The agreement between Singapore Airlines and Tata Sons (Tata) will give Air India an additional SGD 360 million (USD 267 million). After Air India is acquired by Tata and merges with Vistara Airlines, it will give SIA a 25.1% interest in the larger Air India group.
One of the important strategic objectives for future expansion stated in the quarterly financial report is the November 2022 agreement between Singapore Airlines and Tata Sons to further contribute USD 267 million to Air India. Regulations must still approve this agreement.
SIA claimed in the release, “With a significant presence in each of India’s major airline segments, the combined company will be four to five times greater in scale than Vistara.” “The proposed acquisition will increase SIA’s footprint in India, improve its multi-hub strategy, and enable it to continue directly competing in this big and quickly expanding aviation market.”
The airline added, “The partnership plan of the SIA Group includes deeper cooperation with similar carriers.” “As a result, SIA and its partners can expand traffic to their hubs, give customers more options, and broaden the Group’s geographic reach.”
Singapore Airlines (SIA) said last week that its financial year’s total profits reached SGD 1,555 million, or 628 million Singapore dollars (SGD), for the third quarter, which concluded in December (USD 1,152 million). They are the most money the airline has ever made in a quarter and the first nine months of a fiscal year combined.

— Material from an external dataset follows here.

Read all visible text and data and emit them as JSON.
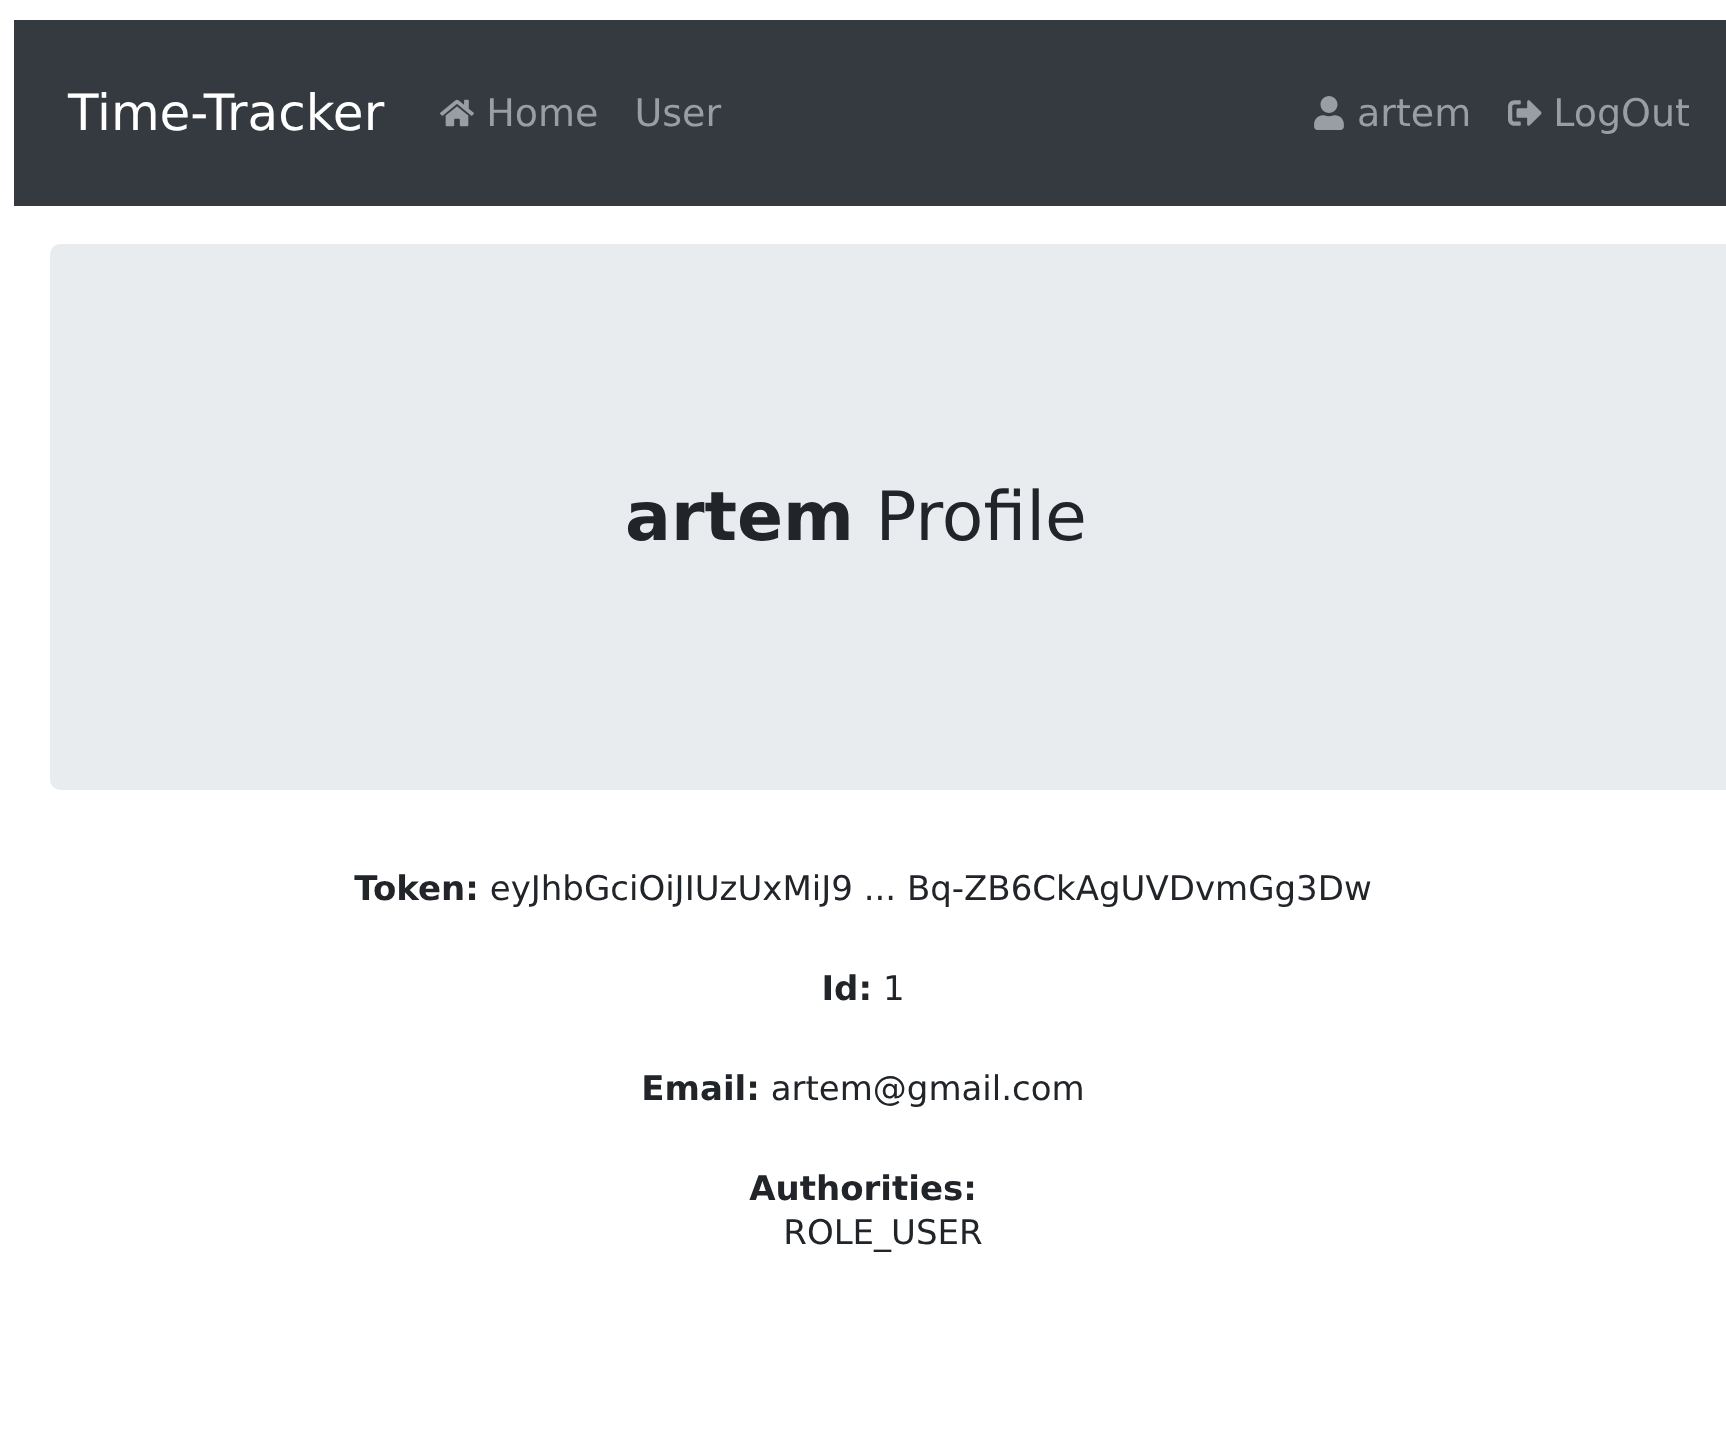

Following the COVID epidemic, Singapore was among the first Asian nations to reopen, which helped the country’s tourism business and the national airline. The airline managed to raise SGD 22.4 billion (USD 16.6 billion) during COVID, including SGD 15 billion from shareholders through sales of shares and convertible bonds, the largest of which was state investment firm Temasek Holdings. This was in addition to government grants to affected industries during COVID. A cash balance of SGD 15.4 billion was still present as of December 2022.

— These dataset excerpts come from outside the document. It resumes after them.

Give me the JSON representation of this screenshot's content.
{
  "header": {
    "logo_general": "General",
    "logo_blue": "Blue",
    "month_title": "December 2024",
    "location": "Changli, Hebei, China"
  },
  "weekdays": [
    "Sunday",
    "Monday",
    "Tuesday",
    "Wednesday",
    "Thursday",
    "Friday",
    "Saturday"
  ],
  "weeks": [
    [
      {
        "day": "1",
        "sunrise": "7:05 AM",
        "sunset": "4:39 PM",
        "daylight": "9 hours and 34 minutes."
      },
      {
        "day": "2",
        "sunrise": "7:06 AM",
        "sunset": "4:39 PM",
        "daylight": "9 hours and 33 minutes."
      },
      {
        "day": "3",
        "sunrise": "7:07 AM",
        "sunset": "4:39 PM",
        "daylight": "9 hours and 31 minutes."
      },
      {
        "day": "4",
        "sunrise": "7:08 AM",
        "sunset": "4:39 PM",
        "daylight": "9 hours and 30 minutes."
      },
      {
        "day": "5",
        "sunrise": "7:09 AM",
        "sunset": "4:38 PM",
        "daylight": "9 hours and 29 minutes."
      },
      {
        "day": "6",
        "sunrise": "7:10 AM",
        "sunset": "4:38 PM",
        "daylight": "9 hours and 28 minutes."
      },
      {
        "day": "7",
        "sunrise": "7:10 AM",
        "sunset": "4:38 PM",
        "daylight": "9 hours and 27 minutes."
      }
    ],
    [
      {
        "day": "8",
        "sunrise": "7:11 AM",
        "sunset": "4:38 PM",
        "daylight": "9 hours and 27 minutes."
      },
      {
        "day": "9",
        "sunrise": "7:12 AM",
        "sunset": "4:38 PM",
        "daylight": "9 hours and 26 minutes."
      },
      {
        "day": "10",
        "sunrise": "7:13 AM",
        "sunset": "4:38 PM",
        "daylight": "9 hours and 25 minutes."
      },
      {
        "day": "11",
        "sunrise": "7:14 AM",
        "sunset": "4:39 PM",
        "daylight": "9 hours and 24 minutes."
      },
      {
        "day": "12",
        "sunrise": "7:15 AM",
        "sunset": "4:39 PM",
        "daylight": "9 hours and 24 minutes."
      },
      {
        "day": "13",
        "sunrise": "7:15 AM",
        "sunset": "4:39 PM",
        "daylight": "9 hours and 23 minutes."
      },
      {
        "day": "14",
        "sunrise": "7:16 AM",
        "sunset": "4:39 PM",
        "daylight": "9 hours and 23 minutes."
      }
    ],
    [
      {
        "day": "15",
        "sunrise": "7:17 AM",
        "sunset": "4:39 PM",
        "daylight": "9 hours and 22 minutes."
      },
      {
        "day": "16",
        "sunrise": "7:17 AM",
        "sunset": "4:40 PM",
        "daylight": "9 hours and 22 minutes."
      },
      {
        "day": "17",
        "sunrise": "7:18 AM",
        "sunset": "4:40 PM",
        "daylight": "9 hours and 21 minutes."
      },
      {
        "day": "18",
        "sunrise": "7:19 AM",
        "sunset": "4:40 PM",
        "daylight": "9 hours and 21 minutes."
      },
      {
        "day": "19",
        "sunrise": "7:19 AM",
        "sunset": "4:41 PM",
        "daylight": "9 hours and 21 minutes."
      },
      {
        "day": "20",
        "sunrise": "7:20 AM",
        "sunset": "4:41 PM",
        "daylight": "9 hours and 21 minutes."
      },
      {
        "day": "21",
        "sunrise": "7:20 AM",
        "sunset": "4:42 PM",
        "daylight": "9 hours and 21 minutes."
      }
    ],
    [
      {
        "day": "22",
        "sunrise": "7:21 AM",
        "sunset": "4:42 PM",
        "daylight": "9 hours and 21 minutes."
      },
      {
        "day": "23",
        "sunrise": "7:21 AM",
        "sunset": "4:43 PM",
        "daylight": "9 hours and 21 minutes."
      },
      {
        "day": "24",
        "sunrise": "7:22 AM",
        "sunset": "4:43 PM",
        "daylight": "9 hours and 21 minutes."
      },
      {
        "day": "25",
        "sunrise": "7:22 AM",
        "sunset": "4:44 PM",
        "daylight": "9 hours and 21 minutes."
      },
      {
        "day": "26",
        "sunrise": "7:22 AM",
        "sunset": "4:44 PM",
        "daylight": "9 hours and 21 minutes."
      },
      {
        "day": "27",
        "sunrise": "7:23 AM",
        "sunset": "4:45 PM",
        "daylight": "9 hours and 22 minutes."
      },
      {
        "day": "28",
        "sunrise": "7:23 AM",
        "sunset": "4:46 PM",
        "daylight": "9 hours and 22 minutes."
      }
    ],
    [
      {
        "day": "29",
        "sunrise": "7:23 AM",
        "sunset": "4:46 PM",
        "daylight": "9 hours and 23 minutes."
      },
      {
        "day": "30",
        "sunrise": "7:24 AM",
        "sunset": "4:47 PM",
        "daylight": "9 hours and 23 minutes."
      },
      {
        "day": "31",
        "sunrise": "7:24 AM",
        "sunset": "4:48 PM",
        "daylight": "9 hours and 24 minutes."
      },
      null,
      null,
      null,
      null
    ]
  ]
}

The total income for SIA increased by SGD 358 million (USD 265 million), or 8%, quarter over quarter to reach a record-high SGD 4,846 million (USD 3,589 million).

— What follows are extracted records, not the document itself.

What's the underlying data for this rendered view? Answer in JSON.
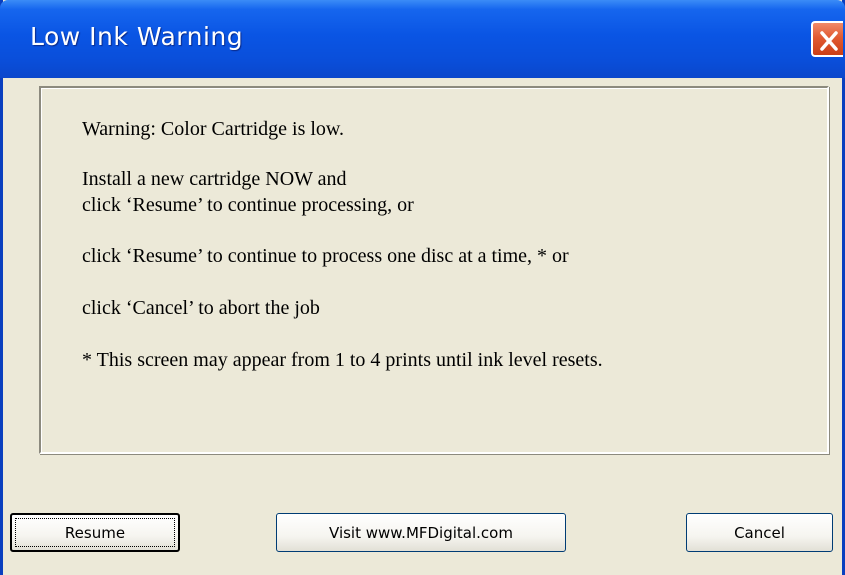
{
  "window": {
    "title": "Low Ink Warning",
    "close_icon": "close-icon"
  },
  "message": {
    "line1": "Warning: Color Cartridge is low.",
    "line2": "Install a new cartridge NOW and",
    "line3": "click ‘Resume’ to continue processing, or",
    "line4": "click ‘Resume’ to continue to process one disc at a time, * or",
    "line5": "click ‘Cancel’ to abort the job",
    "line6": "* This screen may appear from 1 to 4 prints until ink level resets."
  },
  "buttons": {
    "resume": "Resume",
    "visit": "Visit www.MFDigital.com",
    "cancel": "Cancel"
  }
}
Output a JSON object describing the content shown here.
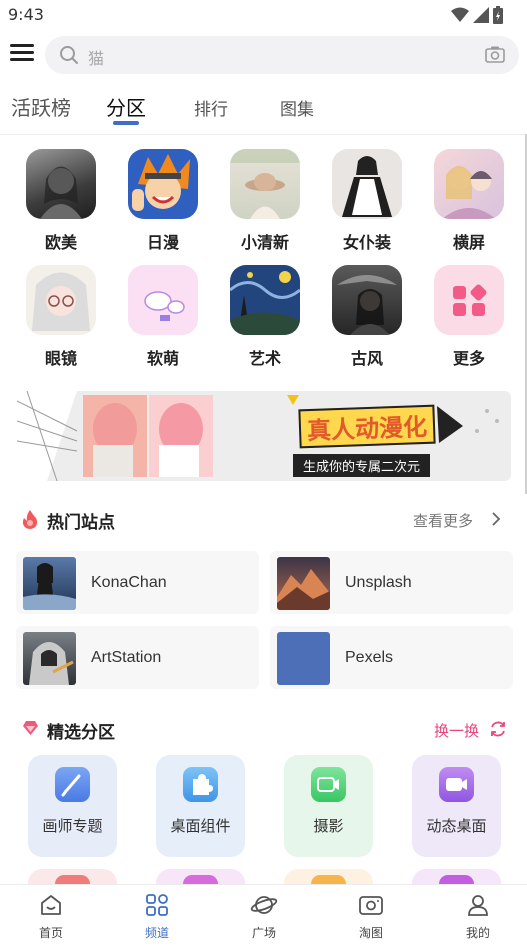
{
  "status_bar": {
    "time": "9:43"
  },
  "search": {
    "placeholder": "猫"
  },
  "tabs": [
    {
      "label": "活跃榜"
    },
    {
      "label": "分区"
    },
    {
      "label": "排行"
    },
    {
      "label": "图集"
    }
  ],
  "categories": [
    {
      "label": "欧美"
    },
    {
      "label": "日漫"
    },
    {
      "label": "小清新"
    },
    {
      "label": "女仆装"
    },
    {
      "label": "横屏"
    },
    {
      "label": "眼镜"
    },
    {
      "label": "软萌"
    },
    {
      "label": "艺术"
    },
    {
      "label": "古风"
    },
    {
      "label": "更多"
    }
  ],
  "banner": {
    "title": "真人动漫化",
    "subtitle": "生成你的专属二次元"
  },
  "hot_sites": {
    "title": "热门站点",
    "more": "查看更多",
    "items": [
      {
        "name": "KonaChan"
      },
      {
        "name": "Unsplash"
      },
      {
        "name": "ArtStation"
      },
      {
        "name": "Pexels"
      }
    ]
  },
  "featured": {
    "title": "精选分区",
    "refresh": "换一换",
    "items": [
      {
        "label": "画师专题",
        "icon": "brush-icon",
        "color": "#5b8def"
      },
      {
        "label": "桌面组件",
        "icon": "puzzle-icon",
        "color": "#5aa9ee"
      },
      {
        "label": "摄影",
        "icon": "video-camera-icon",
        "color": "#4fd17a"
      },
      {
        "label": "动态桌面",
        "icon": "video-icon",
        "color": "#a86ee6"
      }
    ]
  },
  "bottom_nav": [
    {
      "label": "首页",
      "icon": "home-icon"
    },
    {
      "label": "频道",
      "icon": "grid-icon"
    },
    {
      "label": "广场",
      "icon": "planet-icon"
    },
    {
      "label": "淘图",
      "icon": "photo-icon"
    },
    {
      "label": "我的",
      "icon": "user-icon"
    }
  ],
  "colors": {
    "accent": "#3f6ec4",
    "refresh": "#e8457d"
  }
}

Revenue from passengers carried climbed by 14%, or SGD 463 million, to SGD 3,767 million as traffic surged by 12.2% during the quarter, surpassing capacity growth by 11.1%. The highest quarterly RASK in the Group’s history was 10.6 Singapore cents, or revenue per available seat kilometre (RASK).
The amount of cargo flown-in income decreased by 14.1%, or SGD 141 million (USD 104 million), to SGD 862 million (USD 638 million). Lower yields, which were down 14.6%, were somewhat offset by a minor increase in loads, up 0.6%.
The amount spent rose 7.4%, or SGD281 million (USD208 million), quarter over quarter to SGD4,091 million (USD3,030 million). This included an SGD 90 million drop (-6.3%) in net fuel expense, which partially offset an SGD 371 million (15.5%) increase in non-fuel spending.
Since the US dollar fell 6.1% against the Singapore dollar at the conclusion of the current quarter, larger foreign exchange losses of SGD 194 million (USD 144 million) were a major factor in the growth in non-fuel spending exceeding the increase in capacity. Due mostly to a 13% decrease in fuel prices, net fuel costs decreased to SGD 1,333 million (USD 987 million). Lower fuel hedging benefits (+ USD 19 million) and larger volumes uplifted (+ USD 103 million) partially offset this.